John's face twisted; he must have hoped I would not ask that question. "As part of their half of the total tax to be paid," he said unwillingly.

"Idiot!" I shouted, and he blanched. "Blockhead! Imbecile! Cretin! Dolt! For a tax which he is within his rights to levy, you want me to go to war with Abimelekh?"

"And for the harassment our villages endure, yes," John said.

"It is not enough, not close to enough," I told him. "Begone! Since you are in a Christian land here, go to the church of the Holy Wisdom and thank God for my mercy in not sending you home with stripes on your back. And while you are there, pray to God to grant you some of His wisdom, for plainly you have not got enough of your own."

He fled. Some of the oldest courtiers had served since the last days of my great-great-grandfather's reign, nearly half a century before. They united in telling me they had never seen anyone withdraw from the imperial presence so precipitously. "Anybody'd think he'd been struck with the urgent squats," one of them said, chuckling.

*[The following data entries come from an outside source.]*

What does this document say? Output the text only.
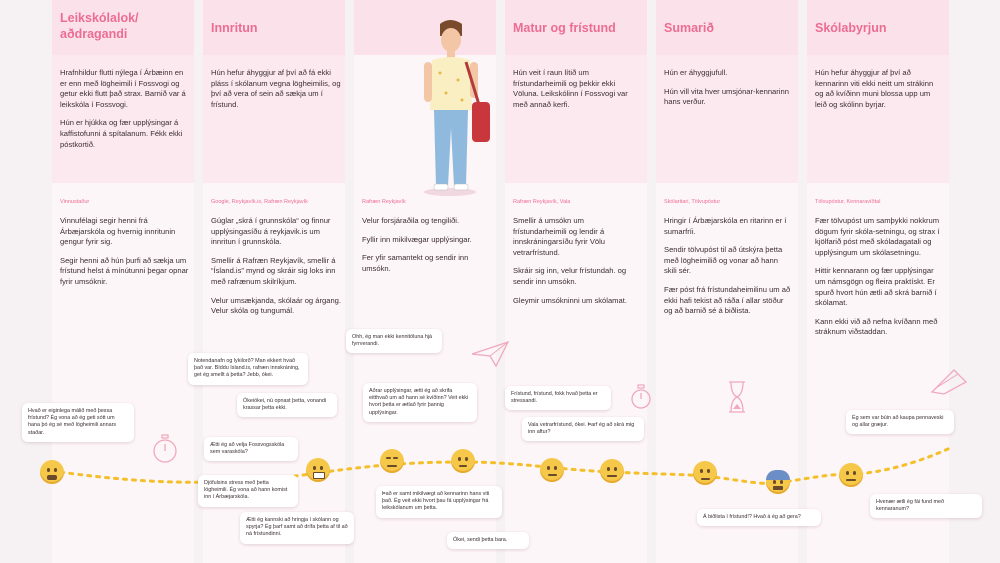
Leikskólalok/ aðdragandi	Innritun	Matur og frístund	Sumarið	Skólabyrjun

Hrafnhildur flutti nýlega í Árbæinn en er enn með lögheimili í Fossvogi og getur ekki flutt það strax. Barnið var á leikskóla í Fossvogi.

Hún er hjúkka og fær upplýsingar á kaffistofunni á spítalanum. Fékk ekki póstkortið.

Hún hefur áhyggjur af því að fá ekki pláss í skólanum vegna lögheimilis, og því að vera of sein að sækja um í frístund.

Hún veit í raun lítið um frístundarheimili og þekkir ekki Völuna. Leikskólinn í Fossvogi var með annað kerfi.

Hún er áhyggjufull.

Hún vill vita hver umsjónar-kennarinn hans verður.

Hún hefur áhyggjur af því að kennarinn viti ekki neitt um strákinn og að kvíðinn muni blossa upp um leið og skólinn byrjar.

Vinnustaður	Google, Reykjavík.is, Rafræn Reykjavík	Rafræn Reykjavík	Rafræn Reykjavík, Vala	Skólaritari, Tölvupóstur	Tölvupóstur, Kennaravíðtal

Vinnufélagi segir henni frá Árbæjarskóla og hvernig innritunin gengur fyrir sig.

Segir henni að hún þurfi að sækja um frístund helst á mínútunni þegar opnar fyrir umsóknir.

Gúglar „skrá í grunnskóla“ og finnur upplýsingasíðu á reykjavik.is um innritun í grunnskóla.

Smellir á Rafræn Reykjavík, smellir á “Ísland.is” mynd og skráir sig loks inn með rafrænum skilríkjum.

Velur umsækjanda, skólaár og árgang. Velur skóla og tungumál.

Velur forsjáraðila og tengiliði.

Fyllir inn mikilvægar upplýsingar.

Fer yfir samantekt og sendir inn umsókn.

Smellir á umsókn um frístundarheimili og lendir á innskráningarsíðu fyrir Völu vetrarfrístund.

Skráir sig inn, velur frístundah. og sendir inn umsókn.

Gleymir umsókninni um skólamat.

Hringir í Árbæjarskóla en ritarinn er í sumarfríi.

Sendir tölvupóst til að útskýra þetta með lögheimilið og vonar að hann skili sér.

Fær póst frá frístundaheimilinu um að ekki hafi tekist að ráða í allar stöður og að barnið sé á biðlista.

Fær tölvupóst um samþykki nokkrum dögum fyrir skóla-setningu, og strax í kjölfarið póst með skóladagatali og upplýsingum um skólasetningu.

Hittir kennarann og fær upplýsingar um námsgögn og fleira praktískt. Er spurð hvort hún ætli að skrá barnið í skólamat.

Kann ekki við að nefna kvíðann með stráknum viðstaddan.

Hvað er eiginlega málið með þessa frístund? Ég vona að ég geti sótt um hana þó ég sé með lögheimili annars staðar.
Notendanafn og lykilorð? Man ekkert hvað það var. Bíddu Island.is, rafræn innskráning, get ég smellt á þetta? Jebb, ókei.
Ókeiókei, nú opnast þetta, vonandi krassar þetta ekki.
Ætti ég að velja Fossvogsskóla sem varaskóla?
Djöfulsins stress með þetta lögheimili. Ég vona að hann komist inn í Árbæjarskóla.
Ætti ég kannski að hringja í skólann og spyrja? Ég þarf samt að drífa þetta af til að ná frístundinni.
Ohh, ég man ekki kennitöluna hjá fyrrverandi.
Aðrar upplýsingar, ætti ég að skrifa eitthvað um að hann sé kvíðinn? Veit ekki hvort þetta er ætlað fyrir þannig upplýsingar.
Það er samt mikilvægt að kennarinn hans viti það. Ég veit ekki hvort þau fá upplýsingar frá leikskólanum um þetta.
Ókei, sendi þetta bara.
Frístund, frístund, fokk hvað þetta er stressandi.
Vala vetrarfrístund, ókei. Þarf ég að skrá mig inn aftur?
Á biðlista í frístund!? Hvað á ég að gera?
Ég sem var búin að kaupa pennaveski og allar græjur.
Hvenær ætli ég fái fund með kennaranum?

I froze him with a glance, whereupon he withdrew from my presence almost as fast as John the Cypriot had done. I remembered too well how my father had died. At the next imperial audience, the old fool did not attend me, pleading an indisposition. I sent word that the longer he remained indisposed, the happier I would be. He never returned to court, and died the following year. His funeral, for that of a man of such high rank, was remarkably ill-attended.

John soon went back to Cyprus, sadder and probably not wiser. His pleas, even if I could not honor them, left me thoughtful. If I resettled the Cypriots on territory definitively Roman, I could gather for myself all the taxes they yielded, sharing none with Abimelekh. Since the treaty between us said not a word about such resettlement, I would have been within my rights to do so.

But the time was not yet ripe. The war with the Bulgars might well have continued into the following campaigning season, and I did not wish to embroil myself with them and with the followers of the false prophet at the same time. So long as Abimelekh paid his tribute as he should, Cyprus would have to wait.

Not long after John had returned to Cyprus, the ecumenical patriarch Paul approached me, saying, "Emperor, your piety is renowned among Christians throughout the civilized world."